“This is my attempt to make sense of the period that followed, weeks and then months that cut loose any fixed idea I had ever had about death, about illness, about probability and luck, about good fortune and bad, about marriage and children and memory, about grief, about the ways in which people do and do not deal with the fact that life ends, about the shallowness of sanity, about life itself”

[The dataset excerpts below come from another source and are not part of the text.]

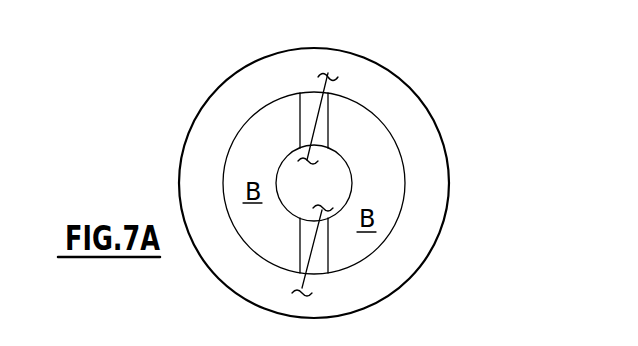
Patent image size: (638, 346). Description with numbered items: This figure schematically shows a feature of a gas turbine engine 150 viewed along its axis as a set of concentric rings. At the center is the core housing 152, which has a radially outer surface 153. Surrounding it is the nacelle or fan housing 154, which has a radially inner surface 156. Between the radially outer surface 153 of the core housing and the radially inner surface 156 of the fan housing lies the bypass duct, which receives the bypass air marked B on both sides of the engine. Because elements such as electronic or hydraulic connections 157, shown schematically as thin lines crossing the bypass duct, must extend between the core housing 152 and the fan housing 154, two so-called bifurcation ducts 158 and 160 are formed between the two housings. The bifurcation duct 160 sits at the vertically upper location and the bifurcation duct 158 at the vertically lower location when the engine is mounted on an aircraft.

The gas turbine engine 150 is at (418, 48).
The core housing 152 is at (320, 180).
The radially outer surface 153 is at (352, 177).
The nacelle or fan housing 154 is at (253, 83).
The radially inner surface 156 is at (255, 113).
The electronic or hydraulic connections 157 is at (312, 129).
The bifurcation duct 158 is at (317, 250).
The bifurcation duct 160 is at (313, 103).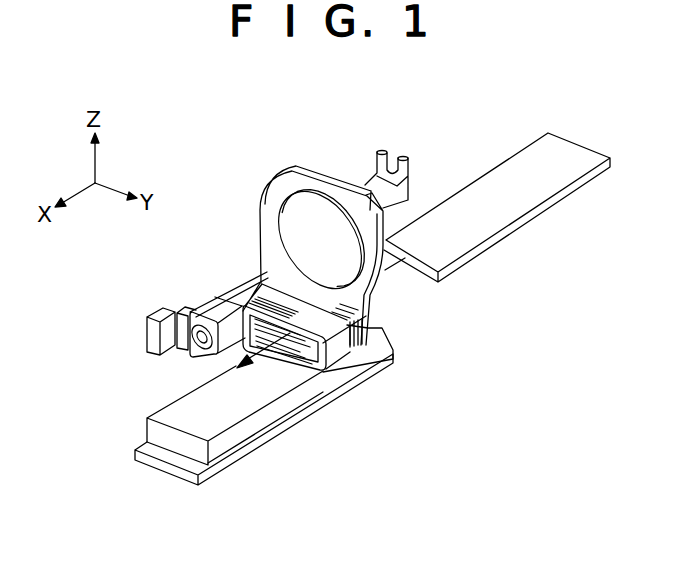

Prior to picking up this memoir about the loss of Joan Didion’s husband, author John Dunne, during the period in which her daughter was in a coma, I was unaware of Didion or Dunne’s influence on the literary community. Maybe my lack of familiarity with Didion’s work contributed to my feelings of unease and frustration in the first few pages of the book. Initially, I felt as though Didion concerned herself less with giving proper homage to her husband of forty some years and more about flaunting her expansive intelligence and worldly, expensive experience. She frequently draws on a number of celebrities as a reference to describe her feelings and I felt put off by her bragging in the wake of her husband’s sudden heart attack. Her husband died in 2004 and her memoir was published in 2006. How could she possibly have time to reflect on her loss in such a short period of time? Now that I have completed her memoir, I would defend her fiercely to any critic challenging the beauty and heartache of this piece. Disappointed readers say they were struck by how cold she seemed and that the book never provided any insight or advice. Really, folks? Was Joan Didion not informed of the “standard” of grief?
Indeed, Didion acknowledges that she sought out literary resources on how she should be behaving after the devastating loss of a loved one (the social worker tells the doctor, prior to the news of John’s death, that Joan can handle it, that she’s a “cool customer”. The sting of such a label follows Didion throughout the memoir). However, she finds that the “how-to” guides and poems (“some ‘practical,’ some ‘inspirational,’ most of either useless”) insufficient. I had misread her mourning as boastfulness about her intelligence. When she cites these various authors, theorists, and poets, she is simply trying to relate and make logic out of her new life and I’m sure she relied on these same instincts during any major event in her life. Why does she have to meet the reader’s expectation on how to grieve? Readers misinterpret her work as a work she should be providing for the sake of them, rather than a self-reflection. She makes this purpose very apparent in the first couple of pages: she needs her words and beliefs to penetrate, “if only for myself.”
We want to pity Joan Didion, but she won’t let us see how broken her “year of magical thinking” has made her, and when we’re not allowed to pity her it frustrates us. This memoir is Didion’s choice to share her own experience of loss with us and rather than disapproving disdainfully at her “take it or leave it” attitude, we should honor the difficult decision she makes to expose her soul in such a raw and passionate way. This memoir is absolutely gripping.